When compared with 913 shift workers and 10,613 people otherwise employed in WA, 380 FIFOs identified in the study using data from the WA Health and Wellbeing Surveillance System exhibited more health problems than others.
The workers who spend one to six weeks living and working on site, an average of more than 11 hours a day, were found to drink more alcohol (around four drinks a day) more often (three days a week) and were more likely to be current smokers, classified as overweight and obese.
They were also less likely to report mental health issues and more likely to report having an injury.
Their working patterns have been shown to disrupt sleep, lead to depression, poor mental health, increase the risk of peptic ulcers, cardiovascular disease, and type 2 diabetes, researchers note in the Internal Medicine Journal (online July 25).

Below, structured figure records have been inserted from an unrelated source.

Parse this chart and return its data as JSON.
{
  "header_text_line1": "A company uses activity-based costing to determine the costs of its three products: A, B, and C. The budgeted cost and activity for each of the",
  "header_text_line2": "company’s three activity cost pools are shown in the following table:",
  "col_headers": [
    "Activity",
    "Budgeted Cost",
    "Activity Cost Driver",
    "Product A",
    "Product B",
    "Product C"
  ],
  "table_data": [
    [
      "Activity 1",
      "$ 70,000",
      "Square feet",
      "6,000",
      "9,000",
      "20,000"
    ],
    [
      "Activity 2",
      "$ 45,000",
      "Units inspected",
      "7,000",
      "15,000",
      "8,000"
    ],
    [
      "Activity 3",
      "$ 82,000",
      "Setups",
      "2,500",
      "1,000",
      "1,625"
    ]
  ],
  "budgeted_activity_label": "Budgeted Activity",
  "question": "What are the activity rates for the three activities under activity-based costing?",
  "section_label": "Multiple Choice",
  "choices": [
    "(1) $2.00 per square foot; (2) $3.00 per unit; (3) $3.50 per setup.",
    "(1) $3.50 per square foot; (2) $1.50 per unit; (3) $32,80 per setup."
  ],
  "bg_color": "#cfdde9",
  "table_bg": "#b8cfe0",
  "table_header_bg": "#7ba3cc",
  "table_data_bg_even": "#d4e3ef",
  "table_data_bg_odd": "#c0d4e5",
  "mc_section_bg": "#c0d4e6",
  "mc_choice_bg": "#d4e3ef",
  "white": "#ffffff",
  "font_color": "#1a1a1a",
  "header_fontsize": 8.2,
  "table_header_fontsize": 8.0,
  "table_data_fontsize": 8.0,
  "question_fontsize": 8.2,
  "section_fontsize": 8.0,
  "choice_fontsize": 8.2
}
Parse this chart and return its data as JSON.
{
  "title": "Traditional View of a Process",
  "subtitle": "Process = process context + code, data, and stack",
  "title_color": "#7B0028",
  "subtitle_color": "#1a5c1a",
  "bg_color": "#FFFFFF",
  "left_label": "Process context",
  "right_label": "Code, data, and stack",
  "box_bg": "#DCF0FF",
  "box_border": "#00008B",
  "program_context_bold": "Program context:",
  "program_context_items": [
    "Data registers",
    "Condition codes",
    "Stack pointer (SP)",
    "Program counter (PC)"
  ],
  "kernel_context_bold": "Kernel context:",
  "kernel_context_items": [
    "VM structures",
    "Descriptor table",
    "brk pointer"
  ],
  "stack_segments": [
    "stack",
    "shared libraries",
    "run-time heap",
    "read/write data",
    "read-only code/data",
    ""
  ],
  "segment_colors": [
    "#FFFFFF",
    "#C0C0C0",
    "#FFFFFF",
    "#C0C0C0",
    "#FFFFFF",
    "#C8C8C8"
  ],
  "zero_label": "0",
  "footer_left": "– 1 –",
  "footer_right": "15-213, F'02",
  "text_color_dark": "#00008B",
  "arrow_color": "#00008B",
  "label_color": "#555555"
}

As billions of dollars is invested in new mining projects and a government inquiry looks into the increasing use of FIFO workers, further research should focus on specific aspects of their work to inform the development of policies to improve FIFO workers physical and mental health, the authors note.
“Our findings suggest that health interventions, whether in the workplace or clinical settings, need to be informed by the demographic mix of the cohort of workers on entry as they are not a homogeonous group, and targeted towards specific employment patterns to improve their current and future wellbeing,” they say.